HOUSTON — A tennis court in a giant dome. It was a sight as wild as the actual match that took place on it 48 years ago.
“The Astrodome at that point was only 8 years old,” Houston Post and Houston Chronicle sportswriter Dale Robertson said. “It was attracting these kinds of circus-like events.”
Roberston vividly recalls the duel labeled the “Battle of the Sexes” between Billie Jean King and Bobby Riggs back in 1973.
“It was extremely loud and there was a lot of energy,” Robertson said. “There was a lot of good-natured stuff between husbands and wives, boyfriends and girlfriends. It was clear, certainly that I could tell, that every woman in the building was behind Billie Jean.”
Some say the match served as a turning point in the fight for equality in sports. A proud moment for girls and women across the country, especially for one who was courtside for the whole thing.

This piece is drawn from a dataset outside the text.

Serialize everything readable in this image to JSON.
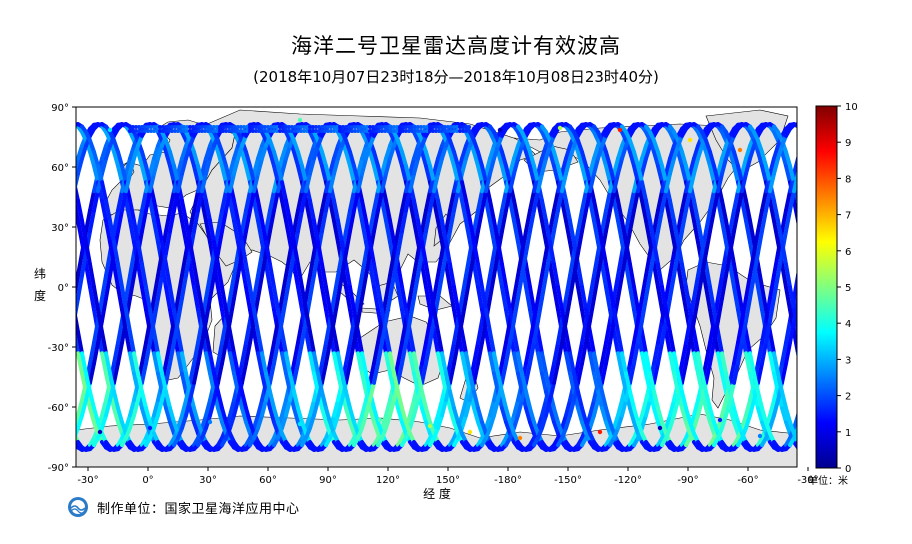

“As little girls, we wanted her to win so badly,” recalls former ball girl Jennifer Donnan. “We were thrilled that she did win.”
A former Rice tennis player, Donnan was one of several ball girls part of the match. She won the chance to sit courtside by reaching the semifinals of a tournament held to decide which young men and women would serve as ball boys and ball girls.
“It was such a huge deal for tennis players and for really anybody in Houston,” Donnan said. “It was this big women’s lib thing.”
Houstonian and former Tulane tennis player Eva Batson was also a ball girl at the event. She beat Donnan in that tournament and recalls a rather uncomfortable exchange with Riggs at the end of that competition.
“Bobby Riggs was in town to do some promotions for the match, so he was actually at the trophy presentation which was a big deal,” said Batson, who was 13 at the time. “As he presented me with my trophy, he asked me if he could autograph my midriff. Yeah, kind of a little abrasive.”
Unlike Donnan, Batson’s memory of the match is a bit different and the impact it had on her less profound. She also had an exchange with King during the match, in which she was called out by the umpire for not retrieving a ball that she was told wasn’t hers to get.
“I was a little under-impressed with these two clowns,” Batson said. “At the time I kind of felt like it was adults behaving poorly.”
These two former ball girls were a part of history, something many can’t lay claim to.